Zunächst versuchte er es mit einem seiner Brüder zusammen, dann folgte die Trennung. Ihr Weg ging über die Balkanroute, die Türkei, Griechenland, dann Serbien, Mazedonien, Ungarn. Die Situation war schon in der Türkei und Griechenland sehr schwierig. „Wir haben zum Teil draußen gelebt“, erinnert sich Mazen Hassoun. „Oder auch in unter sehr problematischen hygienischen Verhältnissen in Mazedonien in Wohnungen von Schleppern.
Die Ankunft in Deutschland – Leben in der Schwebe
Schließlich kam er nach Deutschland und hatte Glück, denn er musste nicht in Sammelunterkünften wohnen, sondern konnte in Wohngemeinschaften leben. Zunächst verschlug es ihn nach Ostfriesland, in ein kleines Dorf, mit wenig Infrastruktur und nur wenigen Möglichkeiten, Lebensmittel zu kaufen, um sich zu versorgen.
„Über einen Freund bin ich schließlich nach Dortmund gekommen“, erzählt Mazen Hassoun. „Und dann hieß es warten.“ Und zwar lange und geduldig, es vergingen eineinhalb Jahre, ohne wirklich etwas tun zu können. Eine Arbeit oder auch einen Sprachkurs zu beginnen, war erst mit einer Aufenthaltsgenehmigung möglich.
„Ich habe trotzdem versucht die Zeit zu nutzen und Deutsch zu lernen und mir beispielsweise die Schriftzeichen und erste Grundbegriffe selbst beizubringen“, bemerkt Mazen Hassoun.

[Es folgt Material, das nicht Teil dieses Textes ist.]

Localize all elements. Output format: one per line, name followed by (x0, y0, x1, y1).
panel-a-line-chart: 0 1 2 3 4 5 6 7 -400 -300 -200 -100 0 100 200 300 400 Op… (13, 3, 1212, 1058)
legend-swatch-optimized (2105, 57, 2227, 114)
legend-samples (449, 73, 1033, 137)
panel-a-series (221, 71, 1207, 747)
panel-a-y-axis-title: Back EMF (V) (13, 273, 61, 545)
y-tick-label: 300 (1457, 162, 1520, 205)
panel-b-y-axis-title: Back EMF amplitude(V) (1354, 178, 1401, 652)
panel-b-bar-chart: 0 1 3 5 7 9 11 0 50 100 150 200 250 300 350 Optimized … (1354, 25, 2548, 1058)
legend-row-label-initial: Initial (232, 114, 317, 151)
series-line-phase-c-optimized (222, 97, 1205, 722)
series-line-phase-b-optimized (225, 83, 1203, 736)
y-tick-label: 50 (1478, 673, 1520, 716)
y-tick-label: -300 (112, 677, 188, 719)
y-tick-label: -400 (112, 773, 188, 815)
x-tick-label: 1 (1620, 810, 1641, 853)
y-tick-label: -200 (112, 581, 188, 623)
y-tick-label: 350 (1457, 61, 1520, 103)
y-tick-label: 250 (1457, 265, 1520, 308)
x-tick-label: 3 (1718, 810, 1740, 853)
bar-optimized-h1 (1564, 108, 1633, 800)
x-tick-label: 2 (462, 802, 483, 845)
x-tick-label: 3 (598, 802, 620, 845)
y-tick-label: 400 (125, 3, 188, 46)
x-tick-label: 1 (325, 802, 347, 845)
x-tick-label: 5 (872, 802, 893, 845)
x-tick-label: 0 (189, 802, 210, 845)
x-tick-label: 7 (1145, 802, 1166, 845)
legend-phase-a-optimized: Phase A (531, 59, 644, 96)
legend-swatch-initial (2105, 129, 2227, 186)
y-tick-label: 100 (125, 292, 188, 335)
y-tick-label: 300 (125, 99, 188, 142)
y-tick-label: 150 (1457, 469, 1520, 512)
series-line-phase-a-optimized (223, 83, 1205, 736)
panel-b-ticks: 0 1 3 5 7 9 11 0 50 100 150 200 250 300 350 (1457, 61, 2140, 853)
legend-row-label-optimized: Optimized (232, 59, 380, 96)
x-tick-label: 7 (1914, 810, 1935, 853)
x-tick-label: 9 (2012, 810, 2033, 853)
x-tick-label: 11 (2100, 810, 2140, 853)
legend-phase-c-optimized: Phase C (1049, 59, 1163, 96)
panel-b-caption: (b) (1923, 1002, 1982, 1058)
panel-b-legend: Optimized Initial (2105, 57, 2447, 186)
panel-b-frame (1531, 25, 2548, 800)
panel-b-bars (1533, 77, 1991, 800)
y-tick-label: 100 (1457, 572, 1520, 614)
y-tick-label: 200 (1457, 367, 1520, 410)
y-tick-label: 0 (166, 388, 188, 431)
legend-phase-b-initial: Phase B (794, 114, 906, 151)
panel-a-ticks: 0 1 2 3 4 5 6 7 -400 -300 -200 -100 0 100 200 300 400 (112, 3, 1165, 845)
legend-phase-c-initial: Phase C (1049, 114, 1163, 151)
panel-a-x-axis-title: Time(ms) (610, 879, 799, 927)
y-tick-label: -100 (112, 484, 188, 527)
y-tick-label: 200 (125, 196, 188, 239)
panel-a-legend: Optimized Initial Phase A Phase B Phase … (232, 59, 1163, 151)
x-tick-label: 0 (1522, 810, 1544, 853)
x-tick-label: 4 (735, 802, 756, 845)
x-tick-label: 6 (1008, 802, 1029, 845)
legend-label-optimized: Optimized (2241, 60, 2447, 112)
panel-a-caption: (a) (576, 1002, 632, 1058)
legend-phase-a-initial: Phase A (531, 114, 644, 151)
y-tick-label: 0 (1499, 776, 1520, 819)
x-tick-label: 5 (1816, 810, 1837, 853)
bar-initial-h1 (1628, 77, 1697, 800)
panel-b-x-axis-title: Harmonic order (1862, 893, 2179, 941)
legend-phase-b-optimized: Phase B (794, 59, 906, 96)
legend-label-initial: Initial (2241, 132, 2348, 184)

Das zahlte sich schließlich aus, denn nachdem die Aufenthaltsgenehmigung erteilt worden war, konnte er gleich auf dem Niveau A2 in einen Sprachkurs einsteigen.
Die Zeit am Westfalen-Kolleg – „Ich habe mich hier nie wie ein Fremder gefühlt“
Das war ihm aber nicht genug. „Ich wollte nicht nur irgendeine Ausbildung machen, sondern studieren“, betont Mazen Hassoun. Dafür benötigte er aber das Abitur. So entschloss er sich zum Westfalen-Kolleg zu gehen und führte ein erstes Gespräch mit der Lehrerin, die als erste Anlaufstelle Geflüchtete am Westfalen-Kolleg betreut.
„Ich musste zunächst den zweisemestrigen Vorkurs besuchen und habe das erst mal als Zeitverschwendung empfunden,“ erinnert er sich, „überhaupt noch mal so lange zur Schule gehen zu müssen, erschien mir verlorene Jahre zu sein.“ Seine Freunde, die in Syrien geblieben waren, hatten ihm sowieso vom Schulbesuch abgeraten.
„Die haben inzwischen ihr Studium beendet, sind Apotheker oder bereits in der Ausbildung zum Facharzt und haben mit ihrem Leben begonnen.“ Letztlich sei es aber doch sinnvoll gewesen: „Ich habe durch die Vorkurse viel gelernt, insbesondere was die Sprache anbetrifft.“ Außerdem war da immer dieser Traum, zu studieren, der habe ihn letztlich angetrieben und geholfen, weiter zu machen.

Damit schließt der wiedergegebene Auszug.